I've had to do fsck on multi-TB filesystems after unclean shutdowns, they can take a long time, but time measured in hours (to a couple days for the larger ones). I suspect that if you are taking months, you have some other bottleneck in place as well.

And this is relevant to ext4... exactly how?

Posted Dec 3, 2011 0:40 UTC (Sat) by walex (subscriber, #69836) [Link]

An unclean shutdown is usually not that damaged, which can however happen with a particularly bad unclean shutdown (lots of stuff in flight, for example on a wide RAID) or RAM/disk errors. The report I saw was not for a "enterprise" system with battery, ECC and a redundant storage layer.

And this is relevant to ext4... exactly how?

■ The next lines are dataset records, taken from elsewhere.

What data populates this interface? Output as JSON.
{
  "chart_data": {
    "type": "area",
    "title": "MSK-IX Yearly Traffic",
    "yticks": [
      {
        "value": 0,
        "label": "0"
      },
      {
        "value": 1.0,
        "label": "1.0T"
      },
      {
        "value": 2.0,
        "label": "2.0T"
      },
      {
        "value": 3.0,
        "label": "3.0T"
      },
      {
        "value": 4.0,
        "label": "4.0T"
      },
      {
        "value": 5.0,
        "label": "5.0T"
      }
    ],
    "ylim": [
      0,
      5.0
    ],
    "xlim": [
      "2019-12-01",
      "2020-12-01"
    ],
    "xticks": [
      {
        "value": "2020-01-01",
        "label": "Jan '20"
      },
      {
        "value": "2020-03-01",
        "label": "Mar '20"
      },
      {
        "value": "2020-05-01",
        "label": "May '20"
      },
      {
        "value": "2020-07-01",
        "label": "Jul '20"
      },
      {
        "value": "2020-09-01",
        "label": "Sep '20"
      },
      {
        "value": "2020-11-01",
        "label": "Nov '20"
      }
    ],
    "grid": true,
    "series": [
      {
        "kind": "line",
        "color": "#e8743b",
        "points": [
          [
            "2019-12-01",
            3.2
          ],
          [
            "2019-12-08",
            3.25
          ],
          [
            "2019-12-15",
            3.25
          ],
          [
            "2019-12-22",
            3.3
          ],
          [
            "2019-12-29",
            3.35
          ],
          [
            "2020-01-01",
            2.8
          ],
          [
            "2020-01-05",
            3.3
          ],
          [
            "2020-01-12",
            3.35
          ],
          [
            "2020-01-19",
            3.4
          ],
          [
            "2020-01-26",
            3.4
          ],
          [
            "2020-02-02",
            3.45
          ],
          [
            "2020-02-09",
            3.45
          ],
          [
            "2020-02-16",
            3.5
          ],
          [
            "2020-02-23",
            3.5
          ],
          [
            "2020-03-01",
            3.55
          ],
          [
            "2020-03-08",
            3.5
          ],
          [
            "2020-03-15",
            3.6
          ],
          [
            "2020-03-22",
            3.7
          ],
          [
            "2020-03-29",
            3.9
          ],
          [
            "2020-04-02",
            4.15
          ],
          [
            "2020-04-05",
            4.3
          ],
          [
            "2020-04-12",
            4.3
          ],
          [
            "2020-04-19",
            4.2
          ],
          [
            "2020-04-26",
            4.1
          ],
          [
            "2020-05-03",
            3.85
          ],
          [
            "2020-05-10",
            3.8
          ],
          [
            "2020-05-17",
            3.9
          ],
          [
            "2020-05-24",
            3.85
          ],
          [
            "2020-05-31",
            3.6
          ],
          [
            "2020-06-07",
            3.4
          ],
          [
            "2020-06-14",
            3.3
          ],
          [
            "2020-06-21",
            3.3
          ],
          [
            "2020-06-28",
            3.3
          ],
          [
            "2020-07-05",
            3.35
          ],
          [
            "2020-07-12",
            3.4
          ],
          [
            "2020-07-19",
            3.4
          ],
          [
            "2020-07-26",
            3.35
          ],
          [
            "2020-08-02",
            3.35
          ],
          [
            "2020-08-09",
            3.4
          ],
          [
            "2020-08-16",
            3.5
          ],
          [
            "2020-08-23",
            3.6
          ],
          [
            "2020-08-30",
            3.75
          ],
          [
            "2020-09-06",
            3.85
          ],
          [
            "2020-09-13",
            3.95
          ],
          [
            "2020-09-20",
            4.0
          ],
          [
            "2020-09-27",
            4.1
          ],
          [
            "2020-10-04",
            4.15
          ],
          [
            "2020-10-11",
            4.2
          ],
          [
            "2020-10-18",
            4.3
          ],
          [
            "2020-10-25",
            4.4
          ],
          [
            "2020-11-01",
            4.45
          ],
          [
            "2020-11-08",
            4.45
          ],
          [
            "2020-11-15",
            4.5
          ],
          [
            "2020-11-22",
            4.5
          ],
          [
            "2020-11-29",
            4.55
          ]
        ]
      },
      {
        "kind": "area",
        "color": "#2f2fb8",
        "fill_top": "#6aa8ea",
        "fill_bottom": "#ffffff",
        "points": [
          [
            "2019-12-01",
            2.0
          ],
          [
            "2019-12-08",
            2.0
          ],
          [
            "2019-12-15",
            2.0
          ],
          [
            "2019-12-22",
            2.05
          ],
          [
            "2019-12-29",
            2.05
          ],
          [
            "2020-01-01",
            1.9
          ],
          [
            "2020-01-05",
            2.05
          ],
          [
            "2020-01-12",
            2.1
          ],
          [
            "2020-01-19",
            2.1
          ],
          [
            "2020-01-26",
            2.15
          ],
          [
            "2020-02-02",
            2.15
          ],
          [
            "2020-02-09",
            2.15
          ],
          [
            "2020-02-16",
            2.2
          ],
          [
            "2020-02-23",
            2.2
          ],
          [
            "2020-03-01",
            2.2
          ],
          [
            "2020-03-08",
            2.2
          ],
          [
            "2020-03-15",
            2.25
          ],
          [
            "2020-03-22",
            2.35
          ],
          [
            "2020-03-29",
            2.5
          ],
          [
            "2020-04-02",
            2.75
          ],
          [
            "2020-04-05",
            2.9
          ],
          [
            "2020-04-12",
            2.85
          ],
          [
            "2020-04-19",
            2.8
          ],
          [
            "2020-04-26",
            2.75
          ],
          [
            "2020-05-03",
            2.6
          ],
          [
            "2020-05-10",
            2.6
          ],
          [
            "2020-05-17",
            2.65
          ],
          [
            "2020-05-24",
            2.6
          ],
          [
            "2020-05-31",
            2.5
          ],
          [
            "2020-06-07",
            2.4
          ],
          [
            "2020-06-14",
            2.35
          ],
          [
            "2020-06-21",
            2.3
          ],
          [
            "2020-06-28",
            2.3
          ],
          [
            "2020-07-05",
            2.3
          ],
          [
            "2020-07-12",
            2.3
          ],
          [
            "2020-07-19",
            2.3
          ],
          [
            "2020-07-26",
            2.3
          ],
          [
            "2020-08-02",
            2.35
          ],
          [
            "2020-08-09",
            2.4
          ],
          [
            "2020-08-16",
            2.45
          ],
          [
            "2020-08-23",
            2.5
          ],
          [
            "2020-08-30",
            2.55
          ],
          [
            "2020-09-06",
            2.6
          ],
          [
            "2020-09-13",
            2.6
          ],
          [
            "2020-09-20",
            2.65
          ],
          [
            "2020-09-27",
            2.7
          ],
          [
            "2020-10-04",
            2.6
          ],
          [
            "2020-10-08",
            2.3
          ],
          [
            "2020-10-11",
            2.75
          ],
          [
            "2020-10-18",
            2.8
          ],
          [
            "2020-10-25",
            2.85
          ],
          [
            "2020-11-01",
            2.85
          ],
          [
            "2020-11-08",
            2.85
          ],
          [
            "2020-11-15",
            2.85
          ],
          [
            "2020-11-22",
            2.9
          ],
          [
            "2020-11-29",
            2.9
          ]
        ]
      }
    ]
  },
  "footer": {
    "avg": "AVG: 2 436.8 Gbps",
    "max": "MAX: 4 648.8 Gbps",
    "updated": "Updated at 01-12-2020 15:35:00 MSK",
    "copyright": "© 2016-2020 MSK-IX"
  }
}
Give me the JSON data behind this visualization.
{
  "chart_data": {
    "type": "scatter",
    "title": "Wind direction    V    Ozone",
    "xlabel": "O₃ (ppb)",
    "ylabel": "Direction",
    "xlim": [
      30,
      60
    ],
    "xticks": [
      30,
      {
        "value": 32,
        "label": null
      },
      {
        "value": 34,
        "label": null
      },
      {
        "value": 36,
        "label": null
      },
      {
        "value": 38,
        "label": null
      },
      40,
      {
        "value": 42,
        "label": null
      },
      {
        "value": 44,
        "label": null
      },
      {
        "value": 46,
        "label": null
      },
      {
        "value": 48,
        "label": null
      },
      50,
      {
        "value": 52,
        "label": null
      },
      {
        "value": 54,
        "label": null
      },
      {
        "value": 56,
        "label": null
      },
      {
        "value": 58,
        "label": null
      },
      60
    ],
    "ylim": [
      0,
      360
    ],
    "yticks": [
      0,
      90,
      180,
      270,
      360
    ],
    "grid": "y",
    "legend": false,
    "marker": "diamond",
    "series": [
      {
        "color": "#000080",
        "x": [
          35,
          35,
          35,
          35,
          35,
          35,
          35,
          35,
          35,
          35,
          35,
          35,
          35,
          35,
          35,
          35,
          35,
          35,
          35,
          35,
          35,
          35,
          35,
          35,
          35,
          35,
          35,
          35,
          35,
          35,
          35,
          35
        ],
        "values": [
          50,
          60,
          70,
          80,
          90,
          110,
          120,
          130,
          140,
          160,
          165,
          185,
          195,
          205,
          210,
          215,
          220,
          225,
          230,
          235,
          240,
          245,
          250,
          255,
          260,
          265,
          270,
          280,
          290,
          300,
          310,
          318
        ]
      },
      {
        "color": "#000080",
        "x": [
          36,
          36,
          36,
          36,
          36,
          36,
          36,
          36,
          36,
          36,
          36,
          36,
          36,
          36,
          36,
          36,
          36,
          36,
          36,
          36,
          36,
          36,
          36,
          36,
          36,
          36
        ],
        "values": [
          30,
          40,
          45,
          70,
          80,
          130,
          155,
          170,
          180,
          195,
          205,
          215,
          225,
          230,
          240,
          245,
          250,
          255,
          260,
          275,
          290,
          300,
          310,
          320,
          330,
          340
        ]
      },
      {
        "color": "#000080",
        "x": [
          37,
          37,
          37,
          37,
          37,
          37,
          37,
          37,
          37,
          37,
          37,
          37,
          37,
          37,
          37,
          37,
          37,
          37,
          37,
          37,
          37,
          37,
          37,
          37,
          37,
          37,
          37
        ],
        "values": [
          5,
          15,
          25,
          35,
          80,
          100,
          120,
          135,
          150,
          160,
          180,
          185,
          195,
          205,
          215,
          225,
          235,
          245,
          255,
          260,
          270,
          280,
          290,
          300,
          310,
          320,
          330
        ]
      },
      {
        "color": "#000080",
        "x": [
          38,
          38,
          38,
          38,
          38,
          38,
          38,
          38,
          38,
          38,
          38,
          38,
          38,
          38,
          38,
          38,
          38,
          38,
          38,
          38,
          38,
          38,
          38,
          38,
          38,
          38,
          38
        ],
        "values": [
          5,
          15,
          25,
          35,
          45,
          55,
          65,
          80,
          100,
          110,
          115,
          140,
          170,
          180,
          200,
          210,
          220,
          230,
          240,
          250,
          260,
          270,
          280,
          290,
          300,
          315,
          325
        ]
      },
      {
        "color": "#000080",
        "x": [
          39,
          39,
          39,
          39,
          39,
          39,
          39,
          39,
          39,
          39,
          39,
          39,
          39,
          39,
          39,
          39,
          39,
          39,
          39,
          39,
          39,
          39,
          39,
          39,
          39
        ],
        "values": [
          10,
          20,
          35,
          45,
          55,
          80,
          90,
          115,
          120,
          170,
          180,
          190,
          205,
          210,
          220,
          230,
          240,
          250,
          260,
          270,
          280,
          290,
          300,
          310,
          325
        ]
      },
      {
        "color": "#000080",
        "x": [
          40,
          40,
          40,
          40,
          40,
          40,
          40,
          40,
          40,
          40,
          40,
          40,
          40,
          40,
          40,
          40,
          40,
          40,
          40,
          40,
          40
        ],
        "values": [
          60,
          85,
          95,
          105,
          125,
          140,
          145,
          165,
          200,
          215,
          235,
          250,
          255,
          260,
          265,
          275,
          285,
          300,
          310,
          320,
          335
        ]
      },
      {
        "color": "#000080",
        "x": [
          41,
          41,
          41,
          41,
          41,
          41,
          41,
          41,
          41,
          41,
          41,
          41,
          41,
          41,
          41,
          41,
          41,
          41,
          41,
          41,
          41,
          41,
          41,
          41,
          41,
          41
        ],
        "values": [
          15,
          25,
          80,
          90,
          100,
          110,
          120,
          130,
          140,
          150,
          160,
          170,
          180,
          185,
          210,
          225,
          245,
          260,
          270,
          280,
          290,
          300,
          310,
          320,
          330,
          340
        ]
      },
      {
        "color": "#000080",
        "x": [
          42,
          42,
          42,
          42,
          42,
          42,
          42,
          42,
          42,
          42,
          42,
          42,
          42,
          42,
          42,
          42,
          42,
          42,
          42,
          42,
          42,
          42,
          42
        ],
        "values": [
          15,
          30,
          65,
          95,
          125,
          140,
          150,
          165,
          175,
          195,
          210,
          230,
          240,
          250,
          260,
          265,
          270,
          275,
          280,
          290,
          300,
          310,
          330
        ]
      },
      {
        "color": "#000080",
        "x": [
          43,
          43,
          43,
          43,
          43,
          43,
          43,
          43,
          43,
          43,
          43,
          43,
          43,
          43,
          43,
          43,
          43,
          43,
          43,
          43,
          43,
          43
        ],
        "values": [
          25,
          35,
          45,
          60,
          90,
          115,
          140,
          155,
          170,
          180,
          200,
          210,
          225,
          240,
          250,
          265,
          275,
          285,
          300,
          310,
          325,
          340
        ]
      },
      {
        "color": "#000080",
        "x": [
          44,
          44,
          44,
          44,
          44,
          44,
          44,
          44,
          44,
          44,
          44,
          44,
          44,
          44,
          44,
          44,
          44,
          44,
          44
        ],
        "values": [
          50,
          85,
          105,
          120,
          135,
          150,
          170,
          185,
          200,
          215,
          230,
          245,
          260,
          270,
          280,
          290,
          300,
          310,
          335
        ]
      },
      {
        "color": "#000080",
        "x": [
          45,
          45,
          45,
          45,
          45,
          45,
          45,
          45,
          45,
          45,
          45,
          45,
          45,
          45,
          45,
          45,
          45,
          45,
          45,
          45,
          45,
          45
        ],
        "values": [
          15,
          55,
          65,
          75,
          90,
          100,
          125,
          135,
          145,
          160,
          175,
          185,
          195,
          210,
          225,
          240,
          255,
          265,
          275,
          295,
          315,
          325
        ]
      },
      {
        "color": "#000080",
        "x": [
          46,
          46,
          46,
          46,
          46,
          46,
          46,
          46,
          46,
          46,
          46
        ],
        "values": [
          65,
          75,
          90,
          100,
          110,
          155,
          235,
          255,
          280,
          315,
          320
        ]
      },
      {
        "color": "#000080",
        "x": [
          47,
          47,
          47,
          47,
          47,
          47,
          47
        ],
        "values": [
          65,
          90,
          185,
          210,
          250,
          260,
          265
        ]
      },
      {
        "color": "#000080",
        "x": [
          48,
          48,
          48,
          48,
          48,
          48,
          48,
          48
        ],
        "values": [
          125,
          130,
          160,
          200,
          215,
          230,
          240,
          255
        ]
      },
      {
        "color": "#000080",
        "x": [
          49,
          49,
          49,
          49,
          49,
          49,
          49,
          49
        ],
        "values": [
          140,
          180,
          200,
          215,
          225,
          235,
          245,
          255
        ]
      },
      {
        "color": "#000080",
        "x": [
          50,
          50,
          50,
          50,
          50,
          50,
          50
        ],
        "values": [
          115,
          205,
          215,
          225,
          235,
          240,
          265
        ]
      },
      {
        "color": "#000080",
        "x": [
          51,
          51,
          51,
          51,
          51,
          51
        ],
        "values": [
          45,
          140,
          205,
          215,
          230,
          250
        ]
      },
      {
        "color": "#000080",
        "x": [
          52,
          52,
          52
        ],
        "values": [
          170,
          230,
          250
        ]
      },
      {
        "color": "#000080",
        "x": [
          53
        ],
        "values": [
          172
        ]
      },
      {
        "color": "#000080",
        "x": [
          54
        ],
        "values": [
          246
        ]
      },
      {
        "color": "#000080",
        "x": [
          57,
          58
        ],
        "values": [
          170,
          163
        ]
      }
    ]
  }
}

Posted Dec 2, 2011 21:41 UTC (Fri) by nix (subscriber, #2304) [Link]

This has been wrong for years. As long as your filesystem was built with the uninit_bg option (which it is by default), block groups which have never been used will not need to be fscked either, hugely speeding up passes 2 and 5 (at the very least).

Fill up the fs, even once, and this benefit goes away -- but a *lot* of filesystems sit for years mostly empty. fscking those filesystems is very, very fast these days (I've seen subsecond times for mostly-empty multi-Tb filesystems).

And this is relevant to ext4... exactly how?

Posted Dec 2, 2011 22:45 UTC (Fri) by tytso (subscriber, #9993) [Link]

We could fix things so that as you delete files from a full file system, we reduce the high watermark field for each block group's inode table, which would restore the speedups caused by needing to scan the entire inode table. I haven't bothered to do this, but I'll add it to my todo list. (Or someone can send me a patch; it would be trivial to do this at e2fsck, but we could do it in the kernel, too.)

Not all of the improvements in fsck time come from being able to skip reading portions of the inode table. Extent tree blocks are also far more efficient than indirect blocks, and so that contributes to much of the speed improvements of fsck'ing an ext4 filesystem compared to an ext2 or ext3 file system.

And this is relevant to ext4... exactly how?

Posted Dec 2, 2011 23:35 UTC (Fri) by nix (subscriber, #2304) [Link]

We could fix things so that as you delete files from a full file system, we reduce the high watermark field for each block group's inode table
That seems hard to me. It's easy to tell if you need to increase the high watermark when adding a new file: but when you delete one, how can you tell what to reduce the high watermark to without doing a fairly expensive scan?